David Lynch, USA TODAY’s global business writer, earned his BA with honors from Wesleyan University and his MA in International Relations from Yale. He was awarded the Nieman Fellowship from Harvard in 2002, was an Oxford Union debate member at Oxford in 1999 and was the business-writer-in-residence at the University of Wisconsin in 1995. As USA TODAY’s first Chief of European Correspondents, he shaped international coverage and reported from 35 different countries, covering extensively the 1999 war in Kosovo, the Northern Ireland peace process and European economic developments. As the founding Beijing Bureau Chief, he oversaw the coverage of all political, economic and social developments in the People’s Republic of China. In his current role as USA TODAY’s global business writer, Lynch writes about international economic issues as they impact the United States.

 

Joan Biskupic, USA TODAY’s Supreme Court reporter, earned her undergrad at Marquette and her law degree at Georgetown. She is a regular panelist on PBS’s Washington Week and is the author of several legal reference books, including Congressional Quarterly’s two-volume encyclopedia on the Supreme Court (3rd Ed., 1997, with co-author Elder Witt). She is also author of Sandra Day O’Connor: How the First Woman on the Supreme Court Became Its Most Influential Justice (HarperCollins, 2005), and she is currently researching a book on Justice Antonin Scalia.

 

Susan Page, USA TODAY’s Washington Bureau Chief, earned her BA at Northwestern and

her MA from Columbia, where she was a Pulitzer Fellow. She has been covering American

politics and the presidency through seven national elections and four presidential administrations.
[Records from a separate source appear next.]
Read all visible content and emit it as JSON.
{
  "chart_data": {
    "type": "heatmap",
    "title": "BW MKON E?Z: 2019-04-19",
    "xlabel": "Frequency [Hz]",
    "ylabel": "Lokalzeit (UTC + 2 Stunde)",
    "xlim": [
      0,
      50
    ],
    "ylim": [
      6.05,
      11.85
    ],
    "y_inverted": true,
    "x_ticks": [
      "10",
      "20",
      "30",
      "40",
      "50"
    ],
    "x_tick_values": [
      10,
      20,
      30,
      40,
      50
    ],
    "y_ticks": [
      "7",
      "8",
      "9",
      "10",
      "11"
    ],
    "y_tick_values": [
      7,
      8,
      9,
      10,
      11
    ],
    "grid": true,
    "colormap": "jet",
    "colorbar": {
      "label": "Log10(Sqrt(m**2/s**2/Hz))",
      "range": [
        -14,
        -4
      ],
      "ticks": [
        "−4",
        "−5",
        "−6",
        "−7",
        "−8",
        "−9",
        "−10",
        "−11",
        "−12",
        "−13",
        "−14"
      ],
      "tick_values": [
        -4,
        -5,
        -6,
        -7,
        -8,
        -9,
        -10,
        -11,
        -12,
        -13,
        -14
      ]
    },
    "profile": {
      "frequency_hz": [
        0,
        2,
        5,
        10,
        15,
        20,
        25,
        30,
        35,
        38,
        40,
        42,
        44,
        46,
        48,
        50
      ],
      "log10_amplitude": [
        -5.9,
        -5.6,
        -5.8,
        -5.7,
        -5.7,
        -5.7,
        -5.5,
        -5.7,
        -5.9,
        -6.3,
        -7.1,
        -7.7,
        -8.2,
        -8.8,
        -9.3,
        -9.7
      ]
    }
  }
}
She is a weekly panelist on PBS’s Eye on Washington, often guest-hosts NPR’s The Diane Rehm Show, and regularly appears on CNN, MSNBC, Fox News and others. Her writing has won many national awards, including the Gerald R. Ford Prize for Distinguished Reporting on the Presidency, the Merriman Smith Memorial Award for Deadline Reporting on the Presidency and the Sigma Delta Chi Award for Washington Correspondence (shared).

 

Greg Farrell, one of USA TODAY’s financial sector investigative reporters, earned his BA from Harvard and his MBA from Columbia and is the author of Corporate Crooks (Prometheus, 2006), which explicates the root causes of the accounting frauds at Enron, WorldCom and other companies. He is the past winner of the American Business Press’ Jesse Neal Award for investigative reporting and a recipient of the Knight-Bagehot fellowship for business journalism.